6 Şubat 2023’te dünyanın en büyük karasal depremlerinden biri ülkemizde ve iç harbin perişan ettiği kısmetsiz Suriye’de oldu. Bu facia, ülkemizde ötekileştirmenin toplumda adeta “fay hattı” yarattığı 20 yıllık AKP (Erdoğan) iktidarının sona yaklaştığı bir döneme rastladı. Muhalefet, bu doğal afet, iktidarın yanlış imar politikası ve depremden sonrası beceriksizlikleri yüzünden beşerî bir felakete dönüştü diyor. İktidar da muhalefetin “devletin” yaptıklarını görmezden gelerek bozgunculuk yaptığını söylüyor. Siyasette bunlar doğaldır. Kafayı takmamak ve “toplumsal fayı” tetiklememek gerekir. Önümüzde de seçimler var. Bu sayede halk, depremin sebep olduğu “maddi ve manevi hasarı” dürüst ve rasyonel bir şekilde onarma görev ve yetkisini kime vereceğine bizzat karar vererek tarihi bir sorumluluk üstlenecektir. Bu büyük bir avantajdır.
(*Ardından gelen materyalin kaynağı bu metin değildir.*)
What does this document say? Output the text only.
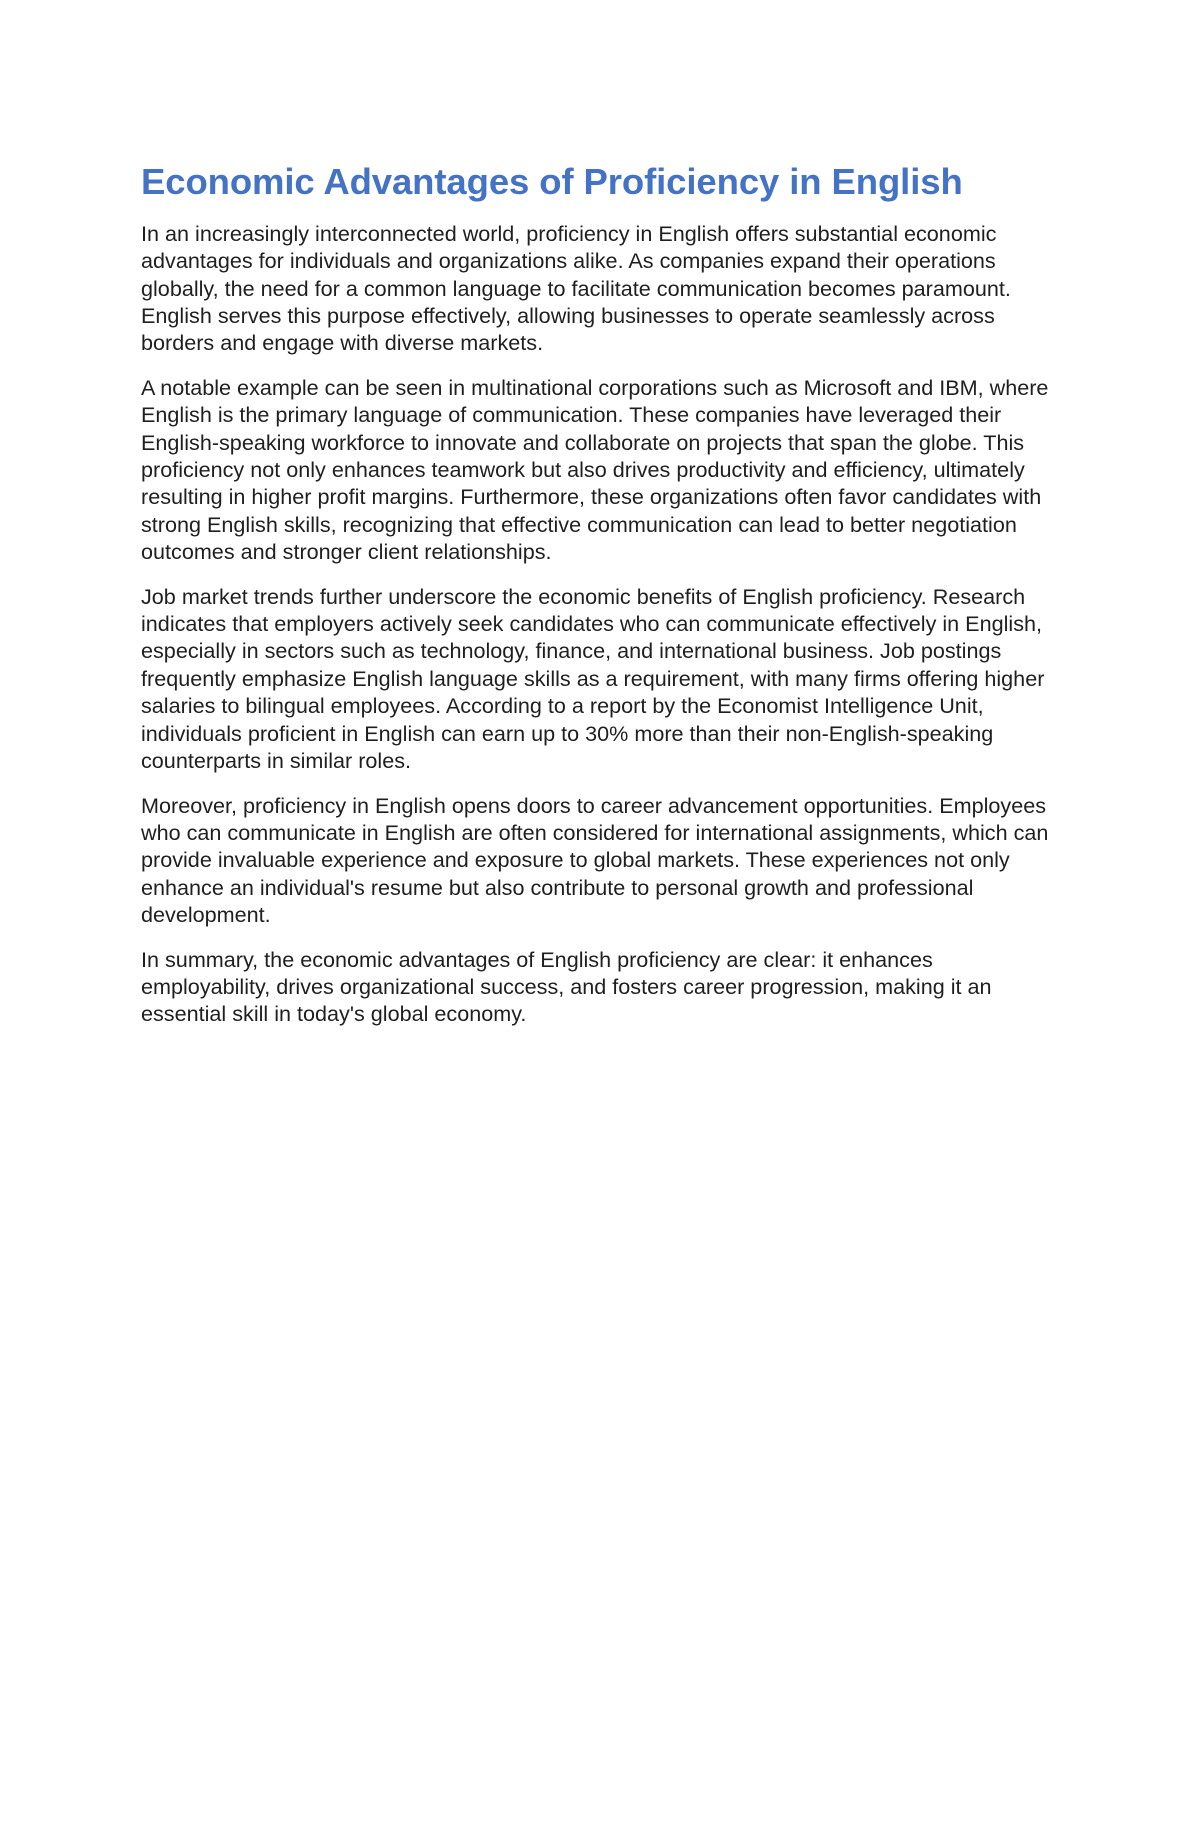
Economic Advantages of Proficiency in English

In an increasingly interconnected world, proficiency in English offers substantial economic advantages for individuals and organizations alike. As companies expand their operations globally, the need for a common language to facilitate communication becomes paramount. English serves this purpose effectively, allowing businesses to operate seamlessly across borders and engage with diverse markets.

A notable example can be seen in multinational corporations such as Microsoft and IBM, where English is the primary language of communication. These companies have leveraged their English-speaking workforce to innovate and collaborate on projects that span the globe. This proficiency not only enhances teamwork but also drives productivity and efficiency, ultimately resulting in higher profit margins. Furthermore, these organizations often favor candidates with strong English skills, recognizing that effective communication can lead to better negotiation outcomes and stronger client relationships.

Job market trends further underscore the economic benefits of English proficiency. Research indicates that employers actively seek candidates who can communicate effectively in English, especially in sectors such as technology, finance, and international business. Job postings frequently emphasize English language skills as a requirement, with many firms offering higher salaries to bilingual employees. According to a report by the Economist Intelligence Unit, individuals proficient in English can earn up to 30% more than their non-English-speaking counterparts in similar roles.

Moreover, proficiency in English opens doors to career advancement opportunities. Employees who can communicate in English are often considered for international assignments, which can provide invaluable experience and exposure to global markets. These experiences not only enhance an individual's resume but also contribute to personal growth and professional development.

In summary, the economic advantages of English proficiency are clear: it enhances employability, drives organizational success, and fosters career progression, making it an essential skill in today's global economy.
Ne mutlu ki; demokrasi ile yönetiliyoruz.

BATI, ERDOĞAN’IN GİTMESİNİ ÇOK İSTİYOR

Benim bugün üzerinde durmak istediğim esas konu, iç değil dış politika ile ilgilidir. ABD ve AB bir Orta Şark diktatörü olarak gördüğü Erdoğan’ın gitmesini çok istiyor. HDP’nin desteği ile muhalefet adayının Cumhurbaşkanlığı seçimini açık ara kazanması kuvvetle muhtemeldir. Meclis’te de çoğunluk muhalefete geçecektir. AKP ve Erdoğan dönemi bitmektedir. Millet İttifakı asla “Erdoğan iktidarı bırakmaz biz de muhalefete devam ederiz” diye düşünmesin. “İktidara geliyoruz” desin. ABD ve AB, bir zamanlar “Kemalizm”i tasfiye ediyor diye Erdoğan’ı yere göğe koyamıyordu. Şimdi niçin papaz oldular? Batının isteyip de Erdoğan’ın vermediği nedir? Millet İttifakı bunları bulmalı, halka anlatmalı ve içe-dışa tutamayacağı sözler vermemelidir.

SON SÖZ: Yarının kararı bugünden alınır.